Pontos comuns e estratégias para a escrita do psicólogo em prontuário único: relato de experiência
DOI:
https://doi.org/10.34019/1982-8047.2022.v48.39060Keywords:
Medical Records, Psycholog, Behavioral Medicine, Mental Health, Patient Care TeamAbstract
Introduction: The growing insertion of Psychology in health environments demands technical adaptations to psychologists to work in multiprofessional contexts. One of the objectives of the Medical Record is to facilitate communication between professionals from different specialties, pointing out and describing the care process that the patient is going through. The Federal Council of Psychology states that the documentary record is mandatory on the provision of psychological services, but it presents vague and generalist guidelines, which ends up fomenting the production of multiple forms in the written reports produced by psychologists, that sometimes can be unclear. Objective: To describe the experience and developments of writing in the Medical Record at a multiprofessional residency in hospital care, from the perspective of the resident psychologist.
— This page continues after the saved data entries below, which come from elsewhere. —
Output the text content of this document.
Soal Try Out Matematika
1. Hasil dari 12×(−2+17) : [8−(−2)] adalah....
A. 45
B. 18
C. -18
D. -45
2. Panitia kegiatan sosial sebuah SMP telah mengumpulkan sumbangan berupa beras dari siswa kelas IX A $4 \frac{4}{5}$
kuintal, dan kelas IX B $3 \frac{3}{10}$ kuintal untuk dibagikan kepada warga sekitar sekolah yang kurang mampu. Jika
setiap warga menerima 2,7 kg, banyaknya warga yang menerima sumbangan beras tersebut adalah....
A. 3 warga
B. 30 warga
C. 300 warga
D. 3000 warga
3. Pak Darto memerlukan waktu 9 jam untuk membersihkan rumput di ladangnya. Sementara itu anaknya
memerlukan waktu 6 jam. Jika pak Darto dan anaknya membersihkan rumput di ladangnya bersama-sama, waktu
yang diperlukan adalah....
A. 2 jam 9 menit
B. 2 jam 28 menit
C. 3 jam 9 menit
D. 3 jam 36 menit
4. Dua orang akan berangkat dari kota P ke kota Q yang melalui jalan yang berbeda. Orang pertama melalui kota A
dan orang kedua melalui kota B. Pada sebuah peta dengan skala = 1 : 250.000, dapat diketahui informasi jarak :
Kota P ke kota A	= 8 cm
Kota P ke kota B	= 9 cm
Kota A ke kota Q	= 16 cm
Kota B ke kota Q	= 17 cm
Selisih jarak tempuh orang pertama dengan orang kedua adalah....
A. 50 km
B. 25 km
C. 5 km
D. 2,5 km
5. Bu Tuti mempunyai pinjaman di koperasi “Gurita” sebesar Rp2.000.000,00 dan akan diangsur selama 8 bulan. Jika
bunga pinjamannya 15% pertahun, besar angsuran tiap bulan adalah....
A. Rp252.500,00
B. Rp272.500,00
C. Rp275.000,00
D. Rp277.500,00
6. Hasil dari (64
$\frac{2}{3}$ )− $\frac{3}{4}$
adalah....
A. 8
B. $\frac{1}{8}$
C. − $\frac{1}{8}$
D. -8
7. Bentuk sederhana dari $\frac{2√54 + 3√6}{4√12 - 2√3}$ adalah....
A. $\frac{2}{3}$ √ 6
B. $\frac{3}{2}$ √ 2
Experience Report: The experience period happened during the first year of the residency, from March 2021 to February 2022. It is responsability of the resident to provide care from requests for opinions, spontaneous demands from patients, family members and/or informal caregivers, as well to promote active search with specific criteria. After each one, the activity must be recorded in the Medical Record. Conclusion: The intervention resulted in the production of a guiding structure for writing in the Medical Record, also becoming a topic addressed in the tutorials that took place as part of the training at the residency. At the same time, feedbacks were received from other multiprofessional teams about a greater ease in understanding the content recorded by psychologists.